Ok…and the impact is?

Well, take that little 100X multiplier above (70hp two-stroke vs car comparison) and let’s look at the number of cars and trucks we have – 318,000 for the whole province. If we have 213,000 skidoos, outboard powered speedboats, dirt bikes, and ATVs (etc) in total, which are 100 times worse at polluting, then it means that our off-road pollution is worse than our on-road impact (especially with Buddy’s Yammie). Just think, if all 36,000 boats headed out on day one of the “recreational cod fishery” for one hour it would be equivalent to 3.6 MILLION cars driving for the same amount of time. That’s roughly the same as the 3.4 million cars on Toronto roads. Are you getting the picture now?

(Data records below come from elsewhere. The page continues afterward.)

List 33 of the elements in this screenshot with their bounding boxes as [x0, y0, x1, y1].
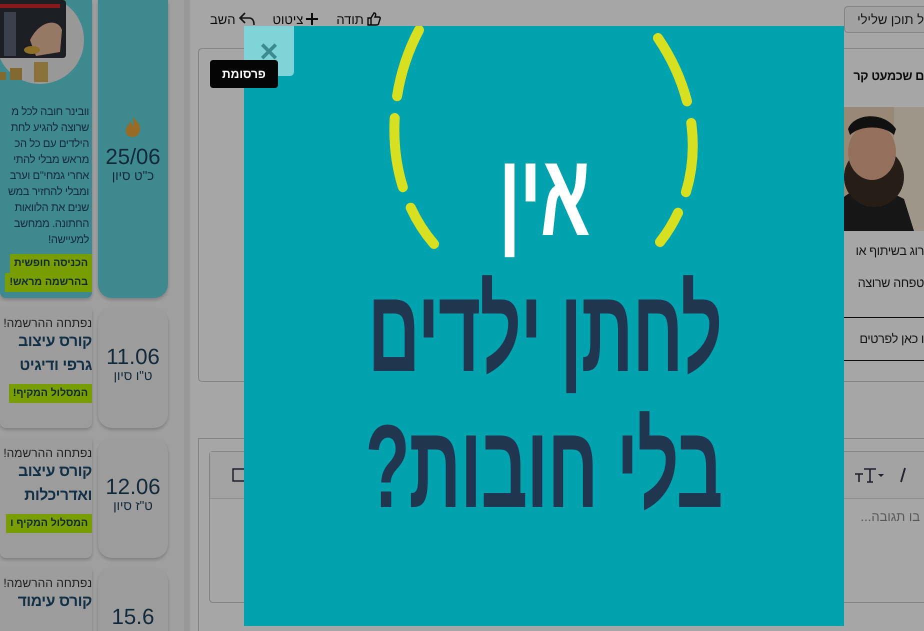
event-date: 11.06: [106, 346, 160, 368]
event-text: שנים את הלוואות: [14, 201, 90, 216]
event-tag: הכניסה חופשית: [10, 254, 92, 273]
event-text: למעיישה!: [47, 233, 90, 248]
event-title: קורס עיצוב: [17, 332, 92, 352]
event-title: ואדריכלות: [23, 486, 92, 506]
post-title: ם שכמעט קר: [853, 69, 924, 83]
event-title: גרפי ודיגיט: [18, 356, 92, 376]
event-date: 15.6: [112, 606, 154, 628]
event-status: נפתחה ההרשמה!: [2, 316, 92, 330]
event-text: וובינר חובה לכל מ: [10, 105, 90, 120]
event-status: נפתחה ההרשמה!: [2, 576, 92, 590]
event-text: מראש מבלי להתי: [12, 153, 90, 168]
event-text: החתונה. ממחשב: [12, 217, 90, 232]
event-title: קורס עיצוב: [17, 462, 92, 482]
ad-label: פרסומת: [210, 60, 278, 88]
event-text: אחרי גמחי"ם וערב: [8, 169, 90, 184]
hebrew-date: ט"ז סיון: [113, 498, 153, 513]
event-text: ומבלי להחזיר במש: [7, 185, 90, 200]
post-text: רוג בשיתוף או: [856, 243, 924, 260]
event-tag: המסלול המקיף!: [8, 384, 92, 403]
event-tag: המסלול המקיף ו: [6, 514, 92, 533]
event-title: קורס עימוד: [16, 592, 92, 612]
event-date: 12.06: [105, 476, 161, 498]
hebrew-date: כ"ט סיון: [112, 168, 154, 182]
event-status: נפתחה ההרשמה!: [2, 446, 92, 460]
event-date: 25/06: [105, 146, 161, 168]
post-text: טפחה שרוצה: [858, 275, 924, 292]
ad-headline: בלי חובות?: [366, 408, 722, 526]
event-text: הילדים עם כל הכ: [13, 137, 90, 152]
event-text: שרוצה להגיע לחת: [10, 121, 90, 136]
event-tag: בהרשמה מראש!: [5, 273, 92, 292]
hebrew-date: ט"ו סיון: [114, 368, 152, 383]
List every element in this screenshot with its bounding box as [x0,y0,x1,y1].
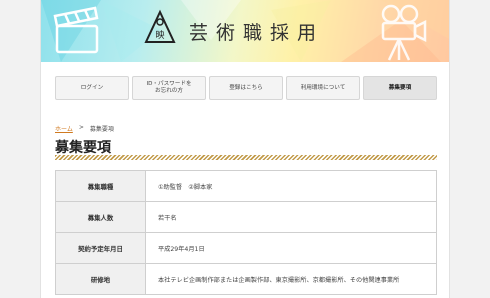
site-title: 芸術職採用 [189,22,325,44]
row-label: 募集人数 [56,202,146,232]
breadcrumb: ホーム > 募集要項 [55,124,114,133]
page-title: 募集要項 [55,140,111,156]
requirements-table: 募集職種 ①助監督 ②脚本家 募集人数 若干名 契約予定年月日 平成29年4月1… [55,170,437,295]
breadcrumb-separator: > [78,124,84,131]
title-divider [55,155,437,160]
table-row: 募集職種 ①助監督 ②脚本家 [56,171,436,202]
breadcrumb-home-link[interactable]: ホーム [55,124,73,133]
page-container: 映 芸術職採用 ログイン ID・パスワードを お忘れの方 登録はこちら 利用環境… [40,0,450,298]
main-nav: ログイン ID・パスワードを お忘れの方 登録はこちら 利用環境について 募集要… [55,76,437,100]
table-row: 契約予定年月日 平成29年4月1日 [56,233,436,264]
company-logo: 映 [144,9,176,43]
row-label: 契約予定年月日 [56,233,146,263]
table-row: 研修地 本社テレビ企画制作部または企画製作部、東京撮影所、京都撮影所、その他関連… [56,264,436,295]
nav-environment[interactable]: 利用環境について [286,76,360,100]
row-label: 研修地 [56,264,146,294]
row-label: 募集職種 [56,171,146,201]
row-value: 本社テレビ企画制作部または企画製作部、東京撮影所、京都撮影所、その他関連事業所 [158,276,400,284]
row-value: ①助監督 ②脚本家 [158,183,213,191]
nav-forgot-password[interactable]: ID・パスワードを お忘れの方 [132,76,206,100]
nav-requirements[interactable]: 募集要項 [363,76,437,100]
clapperboard-icon [53,6,99,54]
nav-login[interactable]: ログイン [55,76,129,100]
header-banner: 映 芸術職採用 [41,0,449,62]
film-camera-icon [381,4,427,61]
nav-register[interactable]: 登録はこちら [209,76,283,100]
table-row: 募集人数 若干名 [56,202,436,233]
logo-text: 映 [155,29,164,41]
row-value: 平成29年4月1日 [158,245,205,253]
row-value: 若干名 [158,214,177,222]
breadcrumb-current: 募集要項 [89,126,114,133]
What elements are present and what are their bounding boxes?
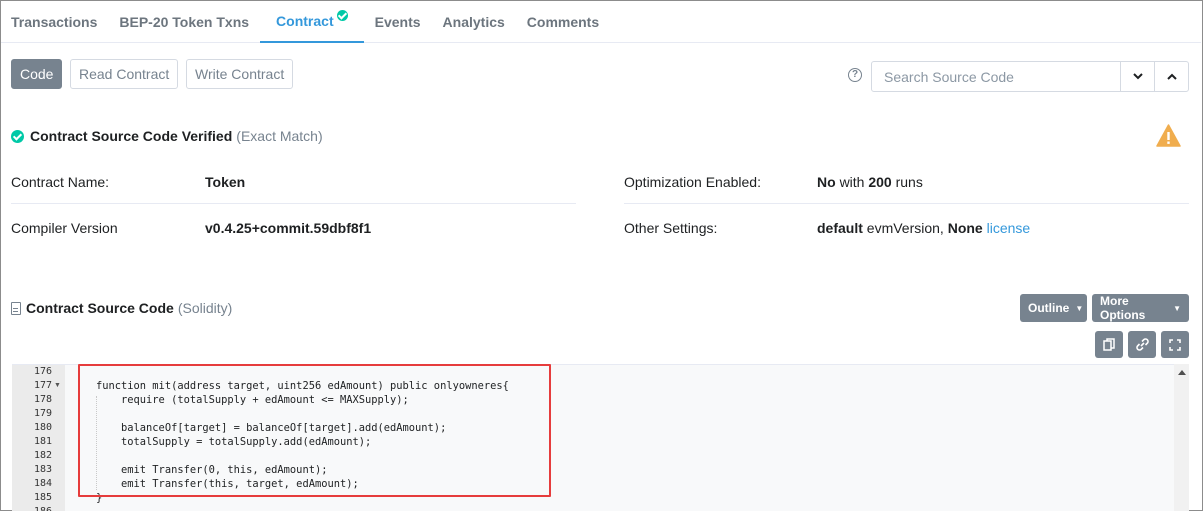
source-code-title: Contract Source Code	[26, 300, 174, 316]
code-line: balanceOf[target] = balanceOf[target].ad…	[96, 422, 447, 434]
copy-link-button[interactable]	[1128, 331, 1156, 358]
evm-default-text: default	[817, 220, 863, 236]
line-number: 180	[33, 422, 52, 433]
link-icon	[1135, 338, 1149, 351]
more-options-label: More Options	[1100, 294, 1146, 322]
tab-bep20-token-txns[interactable]: BEP-20 Token Txns	[108, 1, 260, 43]
source-code-header: Contract Source Code (Solidity)	[11, 300, 232, 316]
search-input[interactable]	[872, 62, 1120, 91]
check-circle-icon	[11, 129, 24, 143]
line-number: 179	[33, 408, 52, 419]
tab-transactions[interactable]: Transactions	[1, 1, 108, 43]
copy-icon	[1103, 338, 1115, 351]
compiler-version-value: v0.4.25+commit.59dbf8f1	[205, 220, 371, 236]
optimization-runs-suffix: runs	[895, 174, 923, 190]
license-none-text: None	[947, 220, 983, 236]
line-number: 182	[33, 450, 52, 461]
write-contract-button[interactable]: Write Contract	[186, 59, 294, 89]
code-button[interactable]: Code	[11, 59, 63, 89]
line-number: 184	[33, 478, 52, 489]
other-settings-label: Other Settings:	[624, 220, 718, 236]
other-settings-value: default evmVersion, None license	[817, 220, 1030, 236]
tab-contract[interactable]: Contract	[260, 1, 364, 43]
code-editor[interactable]: 176 177 ▼ function mit(address target, uint…	[12, 364, 1189, 511]
fold-arrow-icon[interactable]: ▼	[54, 382, 61, 389]
warning-icon[interactable]	[1156, 124, 1181, 147]
search-prev-button[interactable]	[1154, 62, 1188, 91]
tab-contract-label: Contract	[276, 13, 334, 29]
more-options-dropdown[interactable]: More Options ▼	[1092, 294, 1189, 322]
line-number: 183	[33, 464, 52, 475]
divider	[11, 203, 576, 204]
chevron-up-icon	[1166, 73, 1177, 80]
search-source-code	[871, 61, 1189, 92]
verified-header: Contract Source Code Verified (Exact Mat…	[11, 128, 323, 144]
chevron-down-icon: ▼	[1173, 303, 1181, 313]
scroll-up-arrow-icon[interactable]	[1178, 370, 1186, 375]
line-number: 181	[33, 436, 52, 447]
indent-guide	[96, 396, 97, 490]
code-line: function mit(address target, uint256 edA…	[96, 380, 509, 392]
optimization-enabled-text: No	[817, 174, 836, 190]
optimization-label: Optimization Enabled:	[624, 174, 761, 190]
search-next-button[interactable]	[1120, 62, 1154, 91]
contract-name-text: Token	[205, 174, 246, 190]
line-number: 185	[33, 492, 52, 503]
verified-title: Contract Source Code Verified	[30, 128, 233, 144]
optimization-with-text: with	[839, 174, 865, 190]
tab-bar: Transactions BEP-20 Token Txns Contract …	[1, 1, 1201, 43]
exact-match-label: (Exact Match)	[236, 128, 323, 144]
source-language: (Solidity)	[177, 300, 233, 316]
code-line: emit Transfer(this, target, edAmount);	[96, 478, 359, 490]
line-number: 178	[33, 394, 52, 405]
optimization-runs-count: 200	[868, 174, 892, 190]
tab-comments[interactable]: Comments	[516, 1, 610, 43]
license-link[interactable]: license	[987, 220, 1031, 236]
expand-icon	[1169, 338, 1181, 351]
outline-label: Outline	[1028, 301, 1070, 315]
chevron-down-icon	[1132, 73, 1143, 80]
code-line: totalSupply = totalSupply.add(edAmount);	[96, 436, 372, 448]
file-code-icon	[11, 301, 21, 315]
code-line: require (totalSupply + edAmount <= MAXSu…	[96, 394, 409, 406]
optimization-value: No with 200 runs	[817, 174, 923, 190]
contract-name-value: Token	[205, 174, 245, 190]
compiler-version-text: v0.4.25+commit.59dbf8f1	[205, 220, 372, 236]
outline-dropdown[interactable]: Outline ▼	[1020, 294, 1087, 322]
fullscreen-button[interactable]	[1161, 331, 1189, 358]
chevron-down-icon: ▼	[1075, 303, 1084, 313]
help-icon[interactable]: ?	[848, 68, 862, 82]
divider	[624, 203, 1189, 204]
contract-name-label: Contract Name:	[11, 174, 110, 190]
copy-button[interactable]	[1095, 331, 1123, 358]
code-line: }	[96, 492, 103, 504]
read-contract-button[interactable]: Read Contract	[70, 59, 179, 89]
tab-analytics[interactable]: Analytics	[432, 1, 516, 43]
code-line: emit Transfer(0, this, edAmount);	[96, 464, 328, 476]
compiler-version-label: Compiler Version	[11, 220, 118, 236]
evm-version-text: evmVersion,	[866, 220, 944, 236]
scrollbar[interactable]	[1174, 364, 1189, 511]
line-number: 186	[12, 505, 52, 511]
line-number: 176	[33, 366, 52, 377]
line-number: 177	[33, 380, 52, 391]
tab-events[interactable]: Events	[364, 1, 432, 43]
verified-check-icon	[336, 9, 348, 21]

Now let’s imagine day one of the first good snow fall – if all 166,000 skidoos and ATVs head out at the same time (yeah I know these are extreme examples) for one hour the impact would be almost as great as ALL of the cars in Canada operating for one hour at the same time. “Now, now” you say, of course all those skidoos, and outboards (etc) aren’t running at the same time (well, neither are Canada’s cars, but that’s beside the point). Nor are they all two-strokes. But suffice it to say we are doing an incredible amount of damage without even thinking about it.

Besides, it’s not truly a time comparison

When one 70HP outboard goes one hour, it’s like a new car going 8000km. Let’s not forget that the average Canadian commutes 9.4km. So when you pop out for a boil-up in a two-stroke, traveling say an hour each way, you’ve just polluted as much as 1700 average Canadians for that whole day. So regardless of how many of us go out at the same time, we have a considerably higher impact than we should be having (we also drive to work, right?).

This is all without even getting into the direct and indirect impacts on wildlife and fish (also touched on in this piece). Two-stroke engines are considerably louder. I swear my little 10hp two-banger  is louder than a 100hp four-stroke. And every time you cruise around outdoors with a noisy engine, you’re disturbing wildlife. Many species can’t really handle being disturbed too many times before they start becoming at risk of burning precious winter fat. Particularly when we’re talking about at risk species in this province.

So what could we do about it?

We’re not all going to give up our toys (or what are for many of us – especially Labradorians – primary transportation and sustenance vehicles). Further to that, many people aren’t going to willingly give up their machines that have the extra “oomph”, especially if they need the workhorses for wood and so on. People just have a hard time giving up their machines that (currently) have a much better power-to-weight ratio, especially if they cost more to purchase (and given our aging population).

However, we could consider prohibiting or restricting the sale of the least efficient two-stroke engines in this province and lead the way for the rest of the country (and continent). Gas prices in and of themselves will eventually necessitate the purchase of more efficient vehicles, so why not make some legislative moves now to help people prepare? My personal thought would be to impose a pollution fee on the least efficient machines, and put those taxes towards reducing the price of the more efficient four-strokes – to balance them or even make four-strokes cheaper. Then, come tax time offer a rebate if you can prove you need that machine for sustenance or for your work.

That way, when people shop for a new outboard/machine the price reflects the amount of damage they do, encouraging people to make more responsible choices for long term sustainable use of our waters.